Saturday, January 10, 2009

Malaysia losing ground in maths and science

The Malaysian Insider, which I write a weekly column for, has just published an op-ed by former Leader of the Opposition Lim Kit Siang, blasting Education Minister Hishammuddin Hussein for Malaysia's atrocious performance in the 2007 edition of the quadrennial Trends in International Mathematics and Science Study (TIMSS).

This is the first I'd heard of this, and Lim is quite right that the mainstream media and the government have been conspicuously silent about our poor showing, despite their trumpeting of our success in the 2003 TIMSS. We have fallen ten spots in the maths rankings, from #10 to #20, and fallen one spot in the science rankings, from #20 to #21.

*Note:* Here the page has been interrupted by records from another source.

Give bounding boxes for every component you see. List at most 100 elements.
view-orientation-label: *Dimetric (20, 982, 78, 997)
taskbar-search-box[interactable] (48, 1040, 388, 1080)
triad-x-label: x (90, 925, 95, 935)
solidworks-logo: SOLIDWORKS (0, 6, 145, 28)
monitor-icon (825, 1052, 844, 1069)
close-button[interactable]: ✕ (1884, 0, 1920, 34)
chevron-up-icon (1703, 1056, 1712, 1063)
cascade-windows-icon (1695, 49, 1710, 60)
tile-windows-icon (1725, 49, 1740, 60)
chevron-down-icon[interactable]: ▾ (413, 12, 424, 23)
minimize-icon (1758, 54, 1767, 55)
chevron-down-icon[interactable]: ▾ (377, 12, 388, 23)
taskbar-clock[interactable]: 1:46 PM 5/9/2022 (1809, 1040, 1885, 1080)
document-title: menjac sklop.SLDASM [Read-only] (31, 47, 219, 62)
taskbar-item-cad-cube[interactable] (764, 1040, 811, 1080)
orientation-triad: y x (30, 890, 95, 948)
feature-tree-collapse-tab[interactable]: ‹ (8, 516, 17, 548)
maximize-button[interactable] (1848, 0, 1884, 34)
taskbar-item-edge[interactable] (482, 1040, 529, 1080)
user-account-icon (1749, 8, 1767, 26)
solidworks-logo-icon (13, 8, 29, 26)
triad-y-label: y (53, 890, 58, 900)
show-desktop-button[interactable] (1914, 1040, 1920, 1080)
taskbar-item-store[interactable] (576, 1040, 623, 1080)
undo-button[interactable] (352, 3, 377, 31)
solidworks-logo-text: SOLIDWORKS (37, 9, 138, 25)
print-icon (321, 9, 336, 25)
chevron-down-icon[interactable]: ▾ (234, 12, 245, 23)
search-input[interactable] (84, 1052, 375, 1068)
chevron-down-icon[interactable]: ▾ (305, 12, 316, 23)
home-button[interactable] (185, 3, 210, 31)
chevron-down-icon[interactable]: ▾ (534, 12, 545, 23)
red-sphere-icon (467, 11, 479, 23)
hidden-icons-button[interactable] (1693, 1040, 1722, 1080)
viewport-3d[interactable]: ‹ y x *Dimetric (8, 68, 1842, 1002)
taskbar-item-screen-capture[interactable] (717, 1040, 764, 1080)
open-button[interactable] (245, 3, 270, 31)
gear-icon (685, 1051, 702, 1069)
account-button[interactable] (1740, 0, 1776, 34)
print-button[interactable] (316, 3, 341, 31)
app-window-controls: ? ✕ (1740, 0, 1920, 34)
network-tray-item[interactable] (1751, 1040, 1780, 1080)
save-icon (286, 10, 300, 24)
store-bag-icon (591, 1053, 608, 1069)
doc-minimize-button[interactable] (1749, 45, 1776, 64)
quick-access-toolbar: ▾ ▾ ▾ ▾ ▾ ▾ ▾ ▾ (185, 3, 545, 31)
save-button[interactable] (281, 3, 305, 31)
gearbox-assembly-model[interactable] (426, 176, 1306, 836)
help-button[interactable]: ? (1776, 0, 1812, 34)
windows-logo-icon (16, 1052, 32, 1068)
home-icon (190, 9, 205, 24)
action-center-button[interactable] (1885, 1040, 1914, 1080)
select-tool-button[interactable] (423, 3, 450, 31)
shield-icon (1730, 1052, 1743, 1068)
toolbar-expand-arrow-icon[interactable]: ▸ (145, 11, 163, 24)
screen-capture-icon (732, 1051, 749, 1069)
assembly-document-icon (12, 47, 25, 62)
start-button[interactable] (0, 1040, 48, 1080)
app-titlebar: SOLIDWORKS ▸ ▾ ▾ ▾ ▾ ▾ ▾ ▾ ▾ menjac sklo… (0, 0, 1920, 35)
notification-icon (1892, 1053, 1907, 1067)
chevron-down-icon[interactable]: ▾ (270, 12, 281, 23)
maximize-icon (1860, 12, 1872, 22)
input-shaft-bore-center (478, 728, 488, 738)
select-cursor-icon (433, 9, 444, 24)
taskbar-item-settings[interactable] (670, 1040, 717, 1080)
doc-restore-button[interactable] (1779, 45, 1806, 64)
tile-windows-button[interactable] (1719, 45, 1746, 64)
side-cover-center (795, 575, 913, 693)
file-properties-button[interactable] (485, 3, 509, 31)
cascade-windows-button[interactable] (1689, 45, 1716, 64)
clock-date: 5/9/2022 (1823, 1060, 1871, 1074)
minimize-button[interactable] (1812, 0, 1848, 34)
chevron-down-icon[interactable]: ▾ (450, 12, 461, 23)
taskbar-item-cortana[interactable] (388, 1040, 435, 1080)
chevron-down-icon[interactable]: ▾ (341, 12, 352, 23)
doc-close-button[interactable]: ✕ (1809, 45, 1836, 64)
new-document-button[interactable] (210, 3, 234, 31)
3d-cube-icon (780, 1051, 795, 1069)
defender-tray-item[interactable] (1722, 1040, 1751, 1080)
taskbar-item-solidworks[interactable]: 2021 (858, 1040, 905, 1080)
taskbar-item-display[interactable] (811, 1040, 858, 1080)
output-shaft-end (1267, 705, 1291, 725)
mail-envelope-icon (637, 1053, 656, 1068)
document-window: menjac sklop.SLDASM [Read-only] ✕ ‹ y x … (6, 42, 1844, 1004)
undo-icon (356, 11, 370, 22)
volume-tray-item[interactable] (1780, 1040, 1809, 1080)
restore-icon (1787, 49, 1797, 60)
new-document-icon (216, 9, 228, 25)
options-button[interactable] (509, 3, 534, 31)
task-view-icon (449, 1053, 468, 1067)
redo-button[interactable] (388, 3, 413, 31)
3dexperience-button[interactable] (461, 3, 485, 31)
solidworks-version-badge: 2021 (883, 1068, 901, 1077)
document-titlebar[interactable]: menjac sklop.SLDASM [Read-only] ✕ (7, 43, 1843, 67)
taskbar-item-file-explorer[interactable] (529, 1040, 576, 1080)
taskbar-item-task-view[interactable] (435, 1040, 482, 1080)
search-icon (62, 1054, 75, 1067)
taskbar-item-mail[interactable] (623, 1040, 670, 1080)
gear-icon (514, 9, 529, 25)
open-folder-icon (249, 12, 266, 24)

The most worrying thing about this is that when you look at our performance in absolute terms, we're falling ever further behind. We've gone from 519 points for 8th grade maths in 1999 to 474 in 2007; for science, from 492 in 1999 to 471 in 2007. The average score is supposed to be 500, so we have been consistently underperforming, which is terrible news for a middle- to upper-middle-income country such as ours.

I encourage you to read the whole op-ed by Lim Kit Siang, and maybe write to your MP asking them to debate this in Parliament. We need to have a public dialogue about what is wrong with our school system, and hold our government accountable for its stagnation.